Background technology is going from strength to strength
Bizerba increased the performance of its labellers as early as last year. The GLM-Imaxx has a stronger CPU, a faster graphics processor and new communication architecture that displays high performance even in the case of large volumes of data. In addition, Bizerba has set up new database fields for nutritional values and developed an applicator to apply the C-Wrap labels to the packaging. These labels are enjoying a high degree of popularity in the market as they wrap around the product on three sides and facilitate optimum space management. As a result, manufacturers are prepared for the future workload and throughput remains stable – despite the increase in data traffic, space needs and printing effort.
In for a penny, in for a pound: reuse data in a manner perfect for advertising – offset costs
Quite a while ago, before the new regulation was adopted, Bizerba worked on a new communication system that allowed food manufacturers to produce QR codes with dynamic content for their products. They can manage origin and production data with the help of the _datamaintenance.BRAIN software and pass this on to external data providers, for example to mynetfair and fTrace, via the Internet. Here, recipes, photos and additional purchase recommendations can be stored. Using mobile tagging, consumers can access this information by scanning the QR code with their smartphone.
So what's the point of all of this? Dieter Conzelmann, Director of Industry Solutions at Bizerba, explains: "The new EU regulation will cost manufacturers time and money. We have found a solution to help them compensate for the majority of costs in sourcing and management of the data using online marketing: for example, if I know the location and conditions of the rearing, I can reuse this information in a way that is effective from an advertising point of view and show it on a Google map."
How does the future look? Experts held discussions at Anuga FoodTec
Experts from the food industry met during the Anuga FoodTec trade fair in Cologne in order to attend the Bizerba round table meeting and discuss how food manufacturers, retailers and machine suppliers can best implement the requirements of the new EU labelling regulation. Participants included Dieter Conzelmann (Director of Industry Solutions at Bizerba), Angela Schillings-Schmitz (Senior Manager for the Meat Industry at GS1 Germany) and Christoph Rösener (Head of IT at Bauerngut Fleisch- und Wurstwaren).

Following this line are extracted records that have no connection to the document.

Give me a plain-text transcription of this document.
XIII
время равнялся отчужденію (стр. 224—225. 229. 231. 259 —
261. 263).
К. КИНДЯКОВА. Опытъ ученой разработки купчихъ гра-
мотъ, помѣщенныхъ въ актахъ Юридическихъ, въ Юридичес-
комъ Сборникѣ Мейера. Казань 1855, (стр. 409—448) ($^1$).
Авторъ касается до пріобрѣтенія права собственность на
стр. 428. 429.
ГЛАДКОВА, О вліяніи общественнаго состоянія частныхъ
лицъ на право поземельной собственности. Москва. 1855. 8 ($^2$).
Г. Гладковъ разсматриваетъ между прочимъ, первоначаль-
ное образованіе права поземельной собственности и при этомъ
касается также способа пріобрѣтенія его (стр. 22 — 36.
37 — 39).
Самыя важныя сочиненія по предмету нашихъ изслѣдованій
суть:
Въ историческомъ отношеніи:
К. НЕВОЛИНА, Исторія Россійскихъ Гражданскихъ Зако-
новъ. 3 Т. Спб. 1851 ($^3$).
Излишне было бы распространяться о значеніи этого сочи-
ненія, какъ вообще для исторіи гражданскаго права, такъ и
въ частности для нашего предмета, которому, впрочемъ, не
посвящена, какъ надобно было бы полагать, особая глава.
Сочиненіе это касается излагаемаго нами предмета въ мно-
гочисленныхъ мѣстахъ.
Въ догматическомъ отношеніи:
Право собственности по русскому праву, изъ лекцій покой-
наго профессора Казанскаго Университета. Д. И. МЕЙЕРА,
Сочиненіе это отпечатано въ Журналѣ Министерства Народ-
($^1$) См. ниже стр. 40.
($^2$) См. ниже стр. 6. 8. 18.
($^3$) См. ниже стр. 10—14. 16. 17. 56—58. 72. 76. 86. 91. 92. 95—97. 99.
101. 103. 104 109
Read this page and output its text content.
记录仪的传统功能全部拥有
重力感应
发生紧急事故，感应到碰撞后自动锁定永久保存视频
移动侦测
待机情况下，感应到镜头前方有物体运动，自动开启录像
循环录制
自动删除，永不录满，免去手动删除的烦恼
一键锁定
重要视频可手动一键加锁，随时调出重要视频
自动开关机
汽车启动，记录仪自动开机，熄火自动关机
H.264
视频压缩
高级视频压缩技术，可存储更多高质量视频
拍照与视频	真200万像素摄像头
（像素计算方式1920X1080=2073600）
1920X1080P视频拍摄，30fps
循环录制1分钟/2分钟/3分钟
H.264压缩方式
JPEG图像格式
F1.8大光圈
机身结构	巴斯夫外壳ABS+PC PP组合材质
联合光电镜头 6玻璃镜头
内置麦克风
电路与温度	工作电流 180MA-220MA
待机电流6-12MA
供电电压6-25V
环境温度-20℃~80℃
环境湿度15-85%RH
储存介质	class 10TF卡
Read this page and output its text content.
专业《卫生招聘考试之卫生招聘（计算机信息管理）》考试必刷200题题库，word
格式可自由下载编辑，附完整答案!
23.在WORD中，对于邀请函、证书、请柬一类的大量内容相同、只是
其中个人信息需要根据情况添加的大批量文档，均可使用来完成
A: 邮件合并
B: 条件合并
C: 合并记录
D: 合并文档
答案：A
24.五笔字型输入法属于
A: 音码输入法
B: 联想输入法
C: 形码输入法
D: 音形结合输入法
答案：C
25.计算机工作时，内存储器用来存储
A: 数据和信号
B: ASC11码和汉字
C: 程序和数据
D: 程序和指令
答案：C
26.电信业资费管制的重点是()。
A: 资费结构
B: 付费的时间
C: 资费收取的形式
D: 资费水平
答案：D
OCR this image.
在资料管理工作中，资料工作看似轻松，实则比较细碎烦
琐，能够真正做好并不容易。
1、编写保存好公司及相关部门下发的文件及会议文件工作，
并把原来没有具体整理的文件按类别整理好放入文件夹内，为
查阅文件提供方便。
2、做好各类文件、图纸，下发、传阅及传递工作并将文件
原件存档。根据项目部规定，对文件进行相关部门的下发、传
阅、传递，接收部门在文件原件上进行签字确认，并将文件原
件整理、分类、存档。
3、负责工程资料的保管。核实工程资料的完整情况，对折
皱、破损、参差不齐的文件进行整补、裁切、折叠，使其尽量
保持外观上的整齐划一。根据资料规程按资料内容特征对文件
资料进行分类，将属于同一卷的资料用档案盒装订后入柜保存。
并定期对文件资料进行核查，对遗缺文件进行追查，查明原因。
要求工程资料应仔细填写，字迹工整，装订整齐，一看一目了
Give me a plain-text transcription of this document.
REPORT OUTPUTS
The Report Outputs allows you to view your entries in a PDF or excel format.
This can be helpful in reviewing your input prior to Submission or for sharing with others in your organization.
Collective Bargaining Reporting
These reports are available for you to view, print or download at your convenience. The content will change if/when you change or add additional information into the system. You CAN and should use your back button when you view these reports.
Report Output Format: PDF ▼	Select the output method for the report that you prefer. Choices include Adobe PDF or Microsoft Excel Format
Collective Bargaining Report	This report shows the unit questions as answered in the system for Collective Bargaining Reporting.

As manufacturers will soon need to make more data available, they can also put this straight into the QR code and use it for additional online marketing in order to develop their profile and recoup some of the new costs. The experts even believe that they need to do this in order to remain competitive. However, they have observed a lack of standardisation and tendency towards proliferation as big companies are creating expensive individual solutions to collect their own production data and that of their suppliers and pass it on to external data providers. Christoph Rösener emphasised that suppliers are becoming frustrated with constantly different interfaces whilst the experts also highlighted that small companies lack the capital for such development work.
The experts were agreed that the industry now needs a standard. Conzelmann was convinced that GS1 could be of great help when considering how a concept could be rolled out all over Europe. He hoped that in future there would be clear orientation, the opportunity to provide the customer with a standardised low-investment system and emphasised that Bizerba could set the technology to such a standard within a short reaction period. Angela Schillings-Schmitz was on the same wavelength but highlighted the enormous challenges in terms of the coordination process. She believed that there was a lack of companies who would be willing to actively participate in developing a standardised message format. However, the experts were agreed that the QR code would be of great value in terms of this considerable effort and expense, as it offers new options not only for marketing but also for retraceability and crisis management.